Bottle v Tap is really no contest, says Water UK


Source: Water UK

The current spate of programmes and articles about the fall from grace of bottled water points to one of the most remarkable reversals in modern consumer marketing.

Just two or three years ago sales looked set to continue a decade of spectacular growth driven by increasing interest in health, an expanding economy and clever promotion.

Now the first evidence of falling sales has marked the turn. What happened?

The truth is that for most people, most of the time, tap is the nation's choice and always has been. It was always questionable to compare it with a consumer product-child of its time that danced like a beachball on a fountain of lifestyle froth and celebrity.

Now the light has dawned and reveals, not shiny high-status people or limpid mountain streams, but a networked public service that benefits everyone. In place of froth, we have quality, reliability and value for money; in place of 'lifestyle' advertising, we have concern for the environment.

And just as generations ago the public water service brought a permanent improvement in the national health, we now see it can play a big part in helping tackle climate change.

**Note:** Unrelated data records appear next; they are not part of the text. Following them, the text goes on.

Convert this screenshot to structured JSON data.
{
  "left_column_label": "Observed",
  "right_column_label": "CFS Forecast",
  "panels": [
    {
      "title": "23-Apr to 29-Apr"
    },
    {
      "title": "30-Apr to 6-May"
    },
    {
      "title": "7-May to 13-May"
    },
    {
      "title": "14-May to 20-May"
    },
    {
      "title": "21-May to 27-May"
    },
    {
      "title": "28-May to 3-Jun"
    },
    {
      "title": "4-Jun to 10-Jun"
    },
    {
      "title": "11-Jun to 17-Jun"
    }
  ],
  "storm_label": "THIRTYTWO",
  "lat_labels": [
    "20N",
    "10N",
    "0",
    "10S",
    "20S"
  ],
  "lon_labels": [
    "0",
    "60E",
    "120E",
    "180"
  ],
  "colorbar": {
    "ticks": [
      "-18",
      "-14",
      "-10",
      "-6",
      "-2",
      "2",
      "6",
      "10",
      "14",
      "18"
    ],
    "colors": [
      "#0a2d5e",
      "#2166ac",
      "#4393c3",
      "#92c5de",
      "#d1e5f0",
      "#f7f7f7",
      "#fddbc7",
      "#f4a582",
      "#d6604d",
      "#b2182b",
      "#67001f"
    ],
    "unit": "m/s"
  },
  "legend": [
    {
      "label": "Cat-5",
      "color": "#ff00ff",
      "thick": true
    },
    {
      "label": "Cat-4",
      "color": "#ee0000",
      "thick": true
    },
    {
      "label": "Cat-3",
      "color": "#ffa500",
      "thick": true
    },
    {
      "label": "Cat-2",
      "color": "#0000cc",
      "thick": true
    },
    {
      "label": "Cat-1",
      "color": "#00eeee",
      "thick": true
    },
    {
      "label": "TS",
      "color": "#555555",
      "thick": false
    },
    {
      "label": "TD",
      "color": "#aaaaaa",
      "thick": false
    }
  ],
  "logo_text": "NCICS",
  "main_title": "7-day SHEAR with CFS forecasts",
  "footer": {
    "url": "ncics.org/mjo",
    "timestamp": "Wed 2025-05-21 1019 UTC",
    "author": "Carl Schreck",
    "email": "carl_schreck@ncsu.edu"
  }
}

Of course it makes sense to provide mains water rather than bottled in schools, hospitals, factories, offices and restaurants. Of course transporting water half way round the world and lugging heavy litres from the supermarket each week makes very little sense.

Accepting all this, is it really right to demonise bottled water?

High quality water is good for you whatever its source. Bottled water has a vital role if a mains supply is interrupted. And aren't bottled brands better partners for on-the-move lifestyles than sweet fizzy drinks?

For most people, most of the time, UK tap water is the right choice for quality, health and the environment. But let's not get carried way.